What’s my problem? They can’t tell us what’s in it. I get it, it’s a chef’s secret, top ingredients, blah blah blah.
I’ve been down the vegan/vegetarian road before and lately, I am back to all inclusive diet with mindful choices. Though I was very passionate about my vegetarianism, I learned a thing or two over time that didn’t jive with me about this diet choice. Whenever my meat eating friends attacked me for yet another argument over what is evolutionarily right to eat and what is ethical to eat, one thing always made me stutter: the many ingredients of vegetarian food.
You must be truly conscious and careful not to make this mistake if you are vegetarian or vegan. Some vegetarian foods have more additives and non-food items than just a good ol’ piece of steak. Would I have been comfortable still to claim that vegetarianism is healthier? I could not. When my Tofurky had a bunch of ingredients I can’t pronounce, I lost that debate.
Curiously, when I speak to my friends from across the world, in English speaking countries like Canada, the U.S., England and Australia, they tend to be the only countries that speak of having to be conscious about what you’re eating. For my European friends, however, it’s all about the enjoyment of the taste. No one is really concerned about consumption of dairy products or meat. In fact, dairy, meat and carbs are their staple foods. A plate of meat is usually their appetizer, and cheese and bread for after dinner. I was gluten intolerant when I lived in Canada but when I visited France, I ate their delicious jambon au sandwich daily without any consequences.

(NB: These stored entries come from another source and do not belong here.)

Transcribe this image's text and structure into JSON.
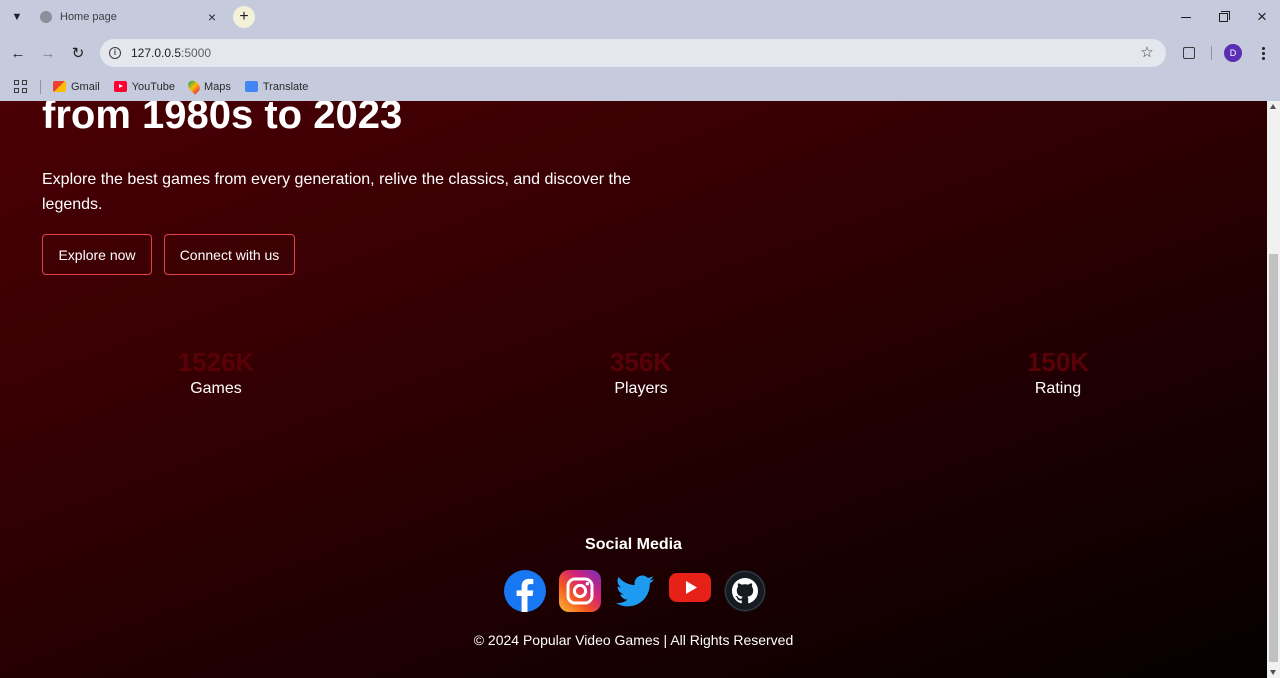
{
  "browser": {
    "tab": {
      "title": "Home page"
    },
    "url": {
      "host": "127.0.0.5",
      "port": ":5000"
    },
    "profile_initial": "D",
    "bookmarks": [
      {
        "label": "Gmail",
        "icon": "gmail-icon"
      },
      {
        "label": "YouTube",
        "icon": "youtube-icon"
      },
      {
        "label": "Maps",
        "icon": "maps-icon"
      },
      {
        "label": "Translate",
        "icon": "translate-icon"
      }
    ]
  },
  "hero": {
    "title": "from 1980s to 2023",
    "text": "Explore the best games from every generation, relive the classics, and discover the legends.",
    "explore_label": "Explore now",
    "connect_label": "Connect with us"
  },
  "stats": [
    {
      "value": "1526K",
      "label": "Games"
    },
    {
      "value": "356K",
      "label": "Players"
    },
    {
      "value": "150K",
      "label": "Rating"
    }
  ],
  "social": {
    "title": "Social Media",
    "icons": [
      "facebook-icon",
      "instagram-icon",
      "twitter-icon",
      "youtube-icon",
      "github-icon"
    ]
  },
  "footer": {
    "text": "© 2024 Popular Video Games | All Rights Reserved"
  },
  "colors": {
    "accent_border": "#e0444b",
    "stat_number": "#5a0007",
    "background_top": "#4a0004",
    "background_bottom": "#050000"
  }
}
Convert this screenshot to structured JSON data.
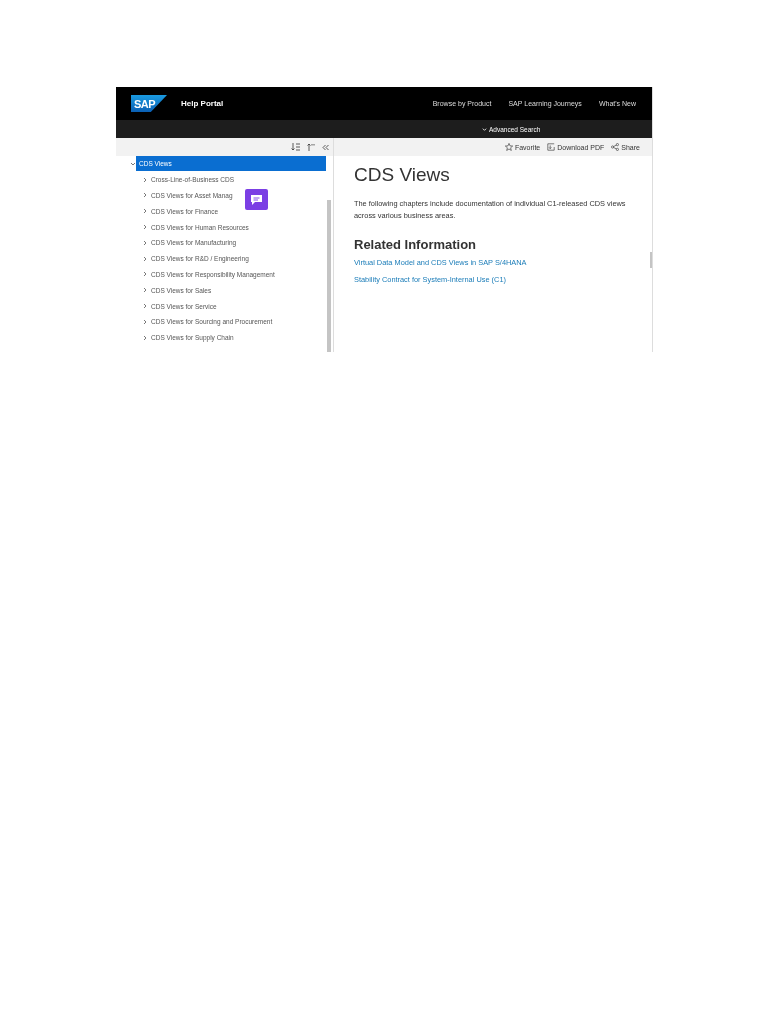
{
  "header": {
    "logo_text": "SAP",
    "title": "Help Portal",
    "nav": [
      "Browse by Product",
      "SAP Learning Journeys",
      "What's New"
    ]
  },
  "subbar": {
    "advanced_search": "Advanced Search"
  },
  "toolbar": {
    "actions": [
      "Favorite",
      "Download PDF",
      "Share"
    ]
  },
  "tree": {
    "root": {
      "label": "CDS Views",
      "selected": true,
      "expanded": true,
      "children": [
        {
          "label": "Cross-Line-of-Business CDS",
          "selected": false,
          "expanded": false
        },
        {
          "label": "CDS Views for Asset Manag",
          "selected": false,
          "expanded": false
        },
        {
          "label": "CDS Views for Finance",
          "selected": false,
          "expanded": false
        },
        {
          "label": "CDS Views for Human Resources",
          "selected": false,
          "expanded": false
        },
        {
          "label": "CDS Views for Manufacturing",
          "selected": false,
          "expanded": false
        },
        {
          "label": "CDS Views for R&D / Engineering",
          "selected": false,
          "expanded": false
        },
        {
          "label": "CDS Views for Responsibility Management",
          "selected": false,
          "expanded": false
        },
        {
          "label": "CDS Views for Sales",
          "selected": false,
          "expanded": false
        },
        {
          "label": "CDS Views for Service",
          "selected": false,
          "expanded": false
        },
        {
          "label": "CDS Views for Sourcing and Procurement",
          "selected": false,
          "expanded": false
        },
        {
          "label": "CDS Views for Supply Chain",
          "selected": false,
          "expanded": false
        }
      ]
    }
  },
  "content": {
    "title": "CDS Views",
    "body": "The following chapters include documentation of individual C1-released CDS views across various business areas.",
    "related_heading": "Related Information",
    "links": [
      "Virtual Data Model and CDS Views in SAP S/4HANA",
      "Stability Contract for System-Internal Use (C1)"
    ]
  }
}
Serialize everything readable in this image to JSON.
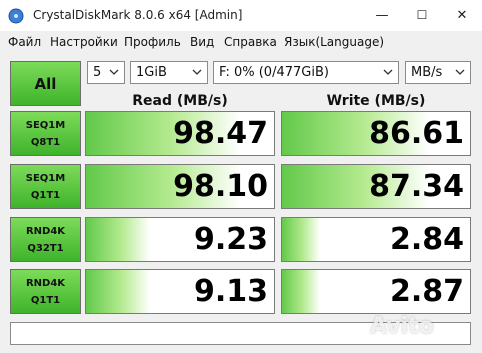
{
  "window": {
    "title": "CrystalDiskMark 8.0.6 x64 [Admin]",
    "minimize": "—",
    "maximize": "☐",
    "close": "✕"
  },
  "menu": [
    {
      "label": "Файл"
    },
    {
      "label": "Настройки"
    },
    {
      "label": "Профиль"
    },
    {
      "label": "Вид"
    },
    {
      "label": "Справка"
    },
    {
      "label": "Язык(Language)"
    }
  ],
  "controls": {
    "all_label": "All",
    "count": "5",
    "size": "1GiB",
    "drive": "F: 0% (0/477GiB)",
    "unit": "MB/s"
  },
  "headers": {
    "read": "Read (MB/s)",
    "write": "Write (MB/s)"
  },
  "tests": [
    {
      "line1": "SEQ1M",
      "line2": "Q8T1",
      "read": "98.47",
      "write": "86.61",
      "read_fill": 0.82,
      "write_fill": 0.78
    },
    {
      "line1": "SEQ1M",
      "line2": "Q1T1",
      "read": "98.10",
      "write": "87.34",
      "read_fill": 0.82,
      "write_fill": 0.78
    },
    {
      "line1": "RND4K",
      "line2": "Q32T1",
      "read": "9.23",
      "write": "2.84",
      "read_fill": 0.34,
      "write_fill": 0.2
    },
    {
      "line1": "RND4K",
      "line2": "Q1T1",
      "read": "9.13",
      "write": "2.87",
      "read_fill": 0.34,
      "write_fill": 0.2
    }
  ],
  "comment": "",
  "watermark": "Avito"
}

North American culture is the only one that is truly concerned with what people should be eating. And they should. With ingredients longer and more scientific than a container of bleach, we should be careful what is in the food. Where animals are killed for mass consumption without appreciation of their taste or quality, perhaps vegetarianism is the way to make a statement in this part of the world. The most astonishing thing for me is that not all the world’s food industry is the same. In many parts of the world, whether in Europe or Asia, people are still going to their markets daily where they buy bread, cheese or meat from their neighbours who make those things—and they can still trust their products.
Here in Bali, someone walking a huge pig on a leash by the side of the road for tonight’s Babi Guling (local pork dish) or carrying a couple of chickens upside down on a scooter is a common sight. They are being killed for that night’s dinner, exactly the amount the family needs. And they kill by their own hands in their home.
The very fact that I question this number one burger in the world makes me sad that it has come to this. While other parts of the world are going about discussing just how good their milk and salt-cured meat are, we must constantly question where it came from, how it was made and what is in it with a critical eye. Once again, another reminder that perhaps going vegan is not enough. The problem is much much deeper than that.